Christ has been a faithful friend who fulfills his promise; the “signs” have not waned. But have we really learned to read them?
Christ in my Life
I believe that you are enthroned and reigning even now in heaven. From there, you are working tirelessly to extend your Kingdom on earth. You are present in your Church, in every Christian, drawing each person closer to you in every moment. Your love continues to flow out upon this fallen world. You are with us; you are with me. You will never abandon me. I believe in you, Lord…
I believe in your Church, Lord. I want to stay close to you and be faithful to you, I want to do things your way, not my way, and thus I cling to your Church. You have given me a role in the Church’s mission. What a mysterious, yet marvelous reality. I have my own mission within the Church’s mission, and only I can fulfill it. Thank you for giving it to me. Help me to accomplish it with love…
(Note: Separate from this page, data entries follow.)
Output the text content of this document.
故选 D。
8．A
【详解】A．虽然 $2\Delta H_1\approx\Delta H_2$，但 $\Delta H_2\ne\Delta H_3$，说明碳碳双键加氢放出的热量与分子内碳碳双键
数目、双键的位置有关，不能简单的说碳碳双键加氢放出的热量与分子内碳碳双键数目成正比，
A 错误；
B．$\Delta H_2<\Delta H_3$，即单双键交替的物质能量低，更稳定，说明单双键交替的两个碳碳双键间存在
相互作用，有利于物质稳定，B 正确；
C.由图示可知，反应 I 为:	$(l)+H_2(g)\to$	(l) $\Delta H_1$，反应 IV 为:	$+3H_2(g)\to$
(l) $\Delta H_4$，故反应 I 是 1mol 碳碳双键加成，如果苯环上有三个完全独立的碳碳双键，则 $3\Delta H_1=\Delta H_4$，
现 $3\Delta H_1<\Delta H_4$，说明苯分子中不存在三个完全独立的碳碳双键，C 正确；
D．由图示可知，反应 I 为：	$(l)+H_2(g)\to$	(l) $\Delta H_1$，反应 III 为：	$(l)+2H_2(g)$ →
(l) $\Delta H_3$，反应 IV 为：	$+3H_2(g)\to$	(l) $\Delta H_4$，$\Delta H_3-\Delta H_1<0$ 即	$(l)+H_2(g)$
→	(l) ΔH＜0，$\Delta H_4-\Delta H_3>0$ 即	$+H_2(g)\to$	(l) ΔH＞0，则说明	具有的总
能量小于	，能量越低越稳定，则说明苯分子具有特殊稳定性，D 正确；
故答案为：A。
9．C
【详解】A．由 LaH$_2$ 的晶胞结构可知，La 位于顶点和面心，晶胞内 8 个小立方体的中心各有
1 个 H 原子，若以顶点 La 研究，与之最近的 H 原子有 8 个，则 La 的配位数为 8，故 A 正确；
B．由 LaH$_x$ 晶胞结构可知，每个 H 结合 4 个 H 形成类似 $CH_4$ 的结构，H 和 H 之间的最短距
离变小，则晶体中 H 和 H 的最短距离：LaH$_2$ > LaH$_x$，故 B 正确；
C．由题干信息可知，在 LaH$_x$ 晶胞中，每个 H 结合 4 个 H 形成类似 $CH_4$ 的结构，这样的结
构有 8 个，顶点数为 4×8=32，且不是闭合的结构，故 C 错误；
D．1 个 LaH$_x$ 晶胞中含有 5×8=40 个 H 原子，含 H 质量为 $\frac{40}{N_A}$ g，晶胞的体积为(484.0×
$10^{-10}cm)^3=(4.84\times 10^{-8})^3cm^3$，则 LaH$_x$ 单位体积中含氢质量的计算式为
I know you fill our lives with signs of your love and power and forgiveness. You have given me so many signs in my life! How you must love me! Why do you care so much about me? O Lord, make my entire life a sign of your goodness and truth. Teach me to do your will, always with docility…
Questions for Discussion
What struck you most in this passage? What did you notice that you hadn’t noticed before?
How much should the thought of Christ’s victorious presence in heaven encourage our fidelity to him here on earth?
Why do you think Christ chose to administer salvation through a Church made of normal (and therefore imperfect) human beings?
What can we do in order to become more aware of and be more positively influenced by the many signs that God uses to confirm us in the faith?